The finding was made after contractors removed the 3–4 feet of soil that covered subterranean filter structures to allow demolition. Commission staff said the contractor sampled exposed material and that initial tests returned a positive PCB result, prompting required regulatory notifications.
Why it matters: PCBs are a banned class of industrial chemicals associated with health risks; the discovery complicates demolition and disposal for a multi-million-dollar project intended to improve water quality. Commission staff said categorizing and disposing of large quantities of excavated material could materially affect cost and schedule depending on how much soil and concrete are classified as contaminated.
Officials outlined next steps: the commission is developing a sampling plan that must be approved by EPA Region 1 and the Massachusetts Department of Environmental Protection (MassDEP). "That sampling plan could be hundreds or even thousands of samples," Josh said; analysis and mitigation planning, he said, will take several months.
On service and safety: Commission staff repeatedly told the committee that the affected slow-sand filters have been out of routine service for years and that the system is relying primarily on the rapid-sand plant. "The water is 100% drinkable," Josh said. Chair Spencer Castro added, "Do not be afraid to drink the water."
On timing and cost: staff said the commission has secured a large competitive loan and state funding for the treatment-plant project. Officials said they received a $250,000,000 competitive loan and that remaining program costs are north of $100,000,000; the final project total will include engineering and other expenses and will be clearer after sampling and mitigation options are developed. Staff declined to provide speculative rate impacts and said any effect on customers will depend on the final mitigation and disposal strategy.

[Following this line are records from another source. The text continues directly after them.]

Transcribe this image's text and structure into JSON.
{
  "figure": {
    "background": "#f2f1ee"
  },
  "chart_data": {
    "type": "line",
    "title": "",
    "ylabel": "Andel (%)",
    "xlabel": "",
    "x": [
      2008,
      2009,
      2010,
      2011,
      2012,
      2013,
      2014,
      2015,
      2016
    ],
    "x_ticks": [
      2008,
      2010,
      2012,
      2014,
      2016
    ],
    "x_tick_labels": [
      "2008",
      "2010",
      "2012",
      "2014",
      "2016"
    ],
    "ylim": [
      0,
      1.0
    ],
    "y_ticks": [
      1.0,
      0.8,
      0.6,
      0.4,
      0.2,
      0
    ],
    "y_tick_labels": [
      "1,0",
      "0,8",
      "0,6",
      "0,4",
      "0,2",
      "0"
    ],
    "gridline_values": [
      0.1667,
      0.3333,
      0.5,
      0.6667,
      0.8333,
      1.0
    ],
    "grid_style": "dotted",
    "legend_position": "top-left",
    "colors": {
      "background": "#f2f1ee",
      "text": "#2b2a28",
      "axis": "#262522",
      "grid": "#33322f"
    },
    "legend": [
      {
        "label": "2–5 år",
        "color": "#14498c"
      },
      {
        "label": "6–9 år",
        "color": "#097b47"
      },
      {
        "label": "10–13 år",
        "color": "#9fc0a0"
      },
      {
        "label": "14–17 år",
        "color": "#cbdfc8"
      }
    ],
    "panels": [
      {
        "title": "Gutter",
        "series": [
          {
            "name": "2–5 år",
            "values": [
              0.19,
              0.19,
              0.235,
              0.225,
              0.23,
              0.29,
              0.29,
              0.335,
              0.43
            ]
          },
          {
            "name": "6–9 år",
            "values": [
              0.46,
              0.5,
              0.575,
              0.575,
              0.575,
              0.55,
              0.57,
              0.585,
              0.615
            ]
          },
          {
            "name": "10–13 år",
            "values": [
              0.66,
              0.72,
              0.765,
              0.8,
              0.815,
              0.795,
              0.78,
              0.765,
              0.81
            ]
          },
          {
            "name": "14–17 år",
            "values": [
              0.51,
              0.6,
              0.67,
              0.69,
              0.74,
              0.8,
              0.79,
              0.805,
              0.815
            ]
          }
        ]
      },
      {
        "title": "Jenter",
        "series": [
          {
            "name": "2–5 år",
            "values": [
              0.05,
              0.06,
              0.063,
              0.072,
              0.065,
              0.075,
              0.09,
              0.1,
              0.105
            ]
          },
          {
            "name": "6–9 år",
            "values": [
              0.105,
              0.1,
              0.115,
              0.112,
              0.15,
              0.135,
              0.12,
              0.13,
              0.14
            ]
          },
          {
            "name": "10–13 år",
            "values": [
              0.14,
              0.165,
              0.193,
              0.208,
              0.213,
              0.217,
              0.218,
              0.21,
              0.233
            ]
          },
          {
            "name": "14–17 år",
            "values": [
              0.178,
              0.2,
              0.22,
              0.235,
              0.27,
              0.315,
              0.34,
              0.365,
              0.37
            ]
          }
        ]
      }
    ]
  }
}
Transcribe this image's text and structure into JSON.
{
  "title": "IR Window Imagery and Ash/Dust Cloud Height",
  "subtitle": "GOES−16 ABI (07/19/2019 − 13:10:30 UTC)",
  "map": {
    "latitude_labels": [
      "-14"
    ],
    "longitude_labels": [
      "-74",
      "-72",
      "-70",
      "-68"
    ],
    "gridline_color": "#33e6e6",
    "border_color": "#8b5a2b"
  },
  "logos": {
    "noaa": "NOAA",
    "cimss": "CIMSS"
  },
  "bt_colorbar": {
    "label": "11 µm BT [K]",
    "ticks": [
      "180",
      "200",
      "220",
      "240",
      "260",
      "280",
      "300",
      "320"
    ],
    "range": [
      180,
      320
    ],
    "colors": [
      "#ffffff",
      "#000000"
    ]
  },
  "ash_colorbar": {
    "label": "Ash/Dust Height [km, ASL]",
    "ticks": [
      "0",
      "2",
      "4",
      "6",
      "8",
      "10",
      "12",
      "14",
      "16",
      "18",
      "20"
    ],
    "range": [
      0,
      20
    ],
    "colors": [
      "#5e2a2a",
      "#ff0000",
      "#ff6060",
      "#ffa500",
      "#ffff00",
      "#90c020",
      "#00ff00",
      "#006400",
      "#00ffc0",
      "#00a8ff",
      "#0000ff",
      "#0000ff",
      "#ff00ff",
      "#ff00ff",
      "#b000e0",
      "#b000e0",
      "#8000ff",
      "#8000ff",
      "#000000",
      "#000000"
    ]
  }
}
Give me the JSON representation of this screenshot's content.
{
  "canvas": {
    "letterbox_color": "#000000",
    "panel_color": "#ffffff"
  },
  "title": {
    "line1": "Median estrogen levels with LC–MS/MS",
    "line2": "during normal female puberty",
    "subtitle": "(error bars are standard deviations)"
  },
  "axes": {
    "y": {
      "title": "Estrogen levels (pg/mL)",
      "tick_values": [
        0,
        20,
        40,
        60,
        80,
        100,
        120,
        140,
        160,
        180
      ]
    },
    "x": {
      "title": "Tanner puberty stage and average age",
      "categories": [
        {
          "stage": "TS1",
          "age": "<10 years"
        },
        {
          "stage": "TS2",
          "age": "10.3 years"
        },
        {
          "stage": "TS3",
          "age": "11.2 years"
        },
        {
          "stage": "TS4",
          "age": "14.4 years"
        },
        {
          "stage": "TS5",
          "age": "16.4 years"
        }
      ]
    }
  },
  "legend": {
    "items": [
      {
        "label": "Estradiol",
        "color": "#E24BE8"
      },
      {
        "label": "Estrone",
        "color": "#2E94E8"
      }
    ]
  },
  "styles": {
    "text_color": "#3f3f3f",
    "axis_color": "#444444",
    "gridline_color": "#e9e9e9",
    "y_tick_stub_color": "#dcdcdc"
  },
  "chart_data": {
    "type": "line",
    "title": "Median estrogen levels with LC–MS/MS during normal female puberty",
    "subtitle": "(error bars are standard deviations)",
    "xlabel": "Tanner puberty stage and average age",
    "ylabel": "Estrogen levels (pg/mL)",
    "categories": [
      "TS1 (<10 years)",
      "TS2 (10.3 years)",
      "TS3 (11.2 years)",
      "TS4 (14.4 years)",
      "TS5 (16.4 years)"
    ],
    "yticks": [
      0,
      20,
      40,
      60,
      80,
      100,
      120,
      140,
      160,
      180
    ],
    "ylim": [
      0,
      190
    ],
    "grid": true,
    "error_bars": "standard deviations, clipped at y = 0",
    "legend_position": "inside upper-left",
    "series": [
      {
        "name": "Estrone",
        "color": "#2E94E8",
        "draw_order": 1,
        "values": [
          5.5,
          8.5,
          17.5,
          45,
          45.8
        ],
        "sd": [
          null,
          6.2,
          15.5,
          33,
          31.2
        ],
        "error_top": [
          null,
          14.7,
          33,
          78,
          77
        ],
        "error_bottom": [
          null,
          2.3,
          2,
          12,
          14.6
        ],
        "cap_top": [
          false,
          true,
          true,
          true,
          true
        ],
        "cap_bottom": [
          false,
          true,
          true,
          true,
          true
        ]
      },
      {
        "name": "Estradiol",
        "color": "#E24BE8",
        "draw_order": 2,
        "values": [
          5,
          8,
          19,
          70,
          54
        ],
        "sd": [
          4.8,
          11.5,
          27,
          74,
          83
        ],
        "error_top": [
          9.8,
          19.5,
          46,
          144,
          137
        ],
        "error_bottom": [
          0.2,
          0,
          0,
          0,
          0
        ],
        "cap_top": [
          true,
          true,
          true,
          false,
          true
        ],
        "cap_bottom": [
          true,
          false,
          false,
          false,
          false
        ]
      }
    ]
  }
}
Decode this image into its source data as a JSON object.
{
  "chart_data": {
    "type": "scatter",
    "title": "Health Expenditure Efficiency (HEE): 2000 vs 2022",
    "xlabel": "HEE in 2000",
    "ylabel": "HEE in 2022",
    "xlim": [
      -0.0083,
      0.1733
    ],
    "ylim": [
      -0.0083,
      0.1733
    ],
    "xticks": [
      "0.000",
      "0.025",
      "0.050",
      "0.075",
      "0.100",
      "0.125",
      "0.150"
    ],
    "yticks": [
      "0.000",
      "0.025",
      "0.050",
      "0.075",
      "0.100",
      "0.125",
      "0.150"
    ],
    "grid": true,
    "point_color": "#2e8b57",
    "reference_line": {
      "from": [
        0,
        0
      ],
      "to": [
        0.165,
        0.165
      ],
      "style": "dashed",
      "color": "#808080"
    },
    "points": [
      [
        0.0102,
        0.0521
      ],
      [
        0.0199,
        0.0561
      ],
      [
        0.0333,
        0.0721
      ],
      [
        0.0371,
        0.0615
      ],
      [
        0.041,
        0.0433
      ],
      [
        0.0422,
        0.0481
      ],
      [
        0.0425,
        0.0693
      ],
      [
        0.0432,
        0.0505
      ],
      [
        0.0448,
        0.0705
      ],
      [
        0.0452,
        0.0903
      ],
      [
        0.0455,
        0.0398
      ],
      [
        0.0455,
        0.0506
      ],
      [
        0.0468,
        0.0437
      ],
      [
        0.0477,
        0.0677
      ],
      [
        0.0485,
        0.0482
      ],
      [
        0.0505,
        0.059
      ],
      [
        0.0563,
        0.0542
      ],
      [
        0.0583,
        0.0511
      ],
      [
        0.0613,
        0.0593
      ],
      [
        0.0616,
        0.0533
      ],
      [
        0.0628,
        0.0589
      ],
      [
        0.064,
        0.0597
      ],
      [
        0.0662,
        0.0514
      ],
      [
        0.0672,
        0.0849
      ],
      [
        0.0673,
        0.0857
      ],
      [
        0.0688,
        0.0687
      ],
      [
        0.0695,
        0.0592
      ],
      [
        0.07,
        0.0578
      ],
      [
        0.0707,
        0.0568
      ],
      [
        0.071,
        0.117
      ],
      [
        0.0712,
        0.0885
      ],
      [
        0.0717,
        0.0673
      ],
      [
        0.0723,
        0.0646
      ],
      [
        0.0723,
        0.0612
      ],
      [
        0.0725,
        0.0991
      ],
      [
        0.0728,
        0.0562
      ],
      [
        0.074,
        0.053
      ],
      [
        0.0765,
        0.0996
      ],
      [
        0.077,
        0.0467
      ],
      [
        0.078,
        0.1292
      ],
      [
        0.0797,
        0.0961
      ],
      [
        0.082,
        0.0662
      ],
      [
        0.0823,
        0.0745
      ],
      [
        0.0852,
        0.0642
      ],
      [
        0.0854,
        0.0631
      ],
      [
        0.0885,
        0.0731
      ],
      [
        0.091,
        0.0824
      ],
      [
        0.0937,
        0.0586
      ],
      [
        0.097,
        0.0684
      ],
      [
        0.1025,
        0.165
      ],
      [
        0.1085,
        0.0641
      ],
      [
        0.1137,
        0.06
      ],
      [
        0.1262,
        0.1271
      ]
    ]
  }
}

Public questions and technical context: Councilors and residents asked how the new plant will affect disinfection byproducts (HAA5) and whether the new filtration will reduce the need for higher chlorine doses. Commission staff said the new treatment process will remove organics that react with chlorine to form those byproducts, improving distribution water quality once online.
Regulatory coordination and disposal choices will determine costs: staff said how material is classified will drive disposal location and price—clean material and PCB-contaminated material must go to different facilities, and costs vary widely. That uncertainty is the main reason the commission is building a comprehensive sampling plan rather than rushing decisions.
The committee did not take formal action at the meeting. Officials said they will continue coordinating with EPA and MassDEP, complete the approved sampling plan, and return with findings and cost/schedule impacts when analysis is complete.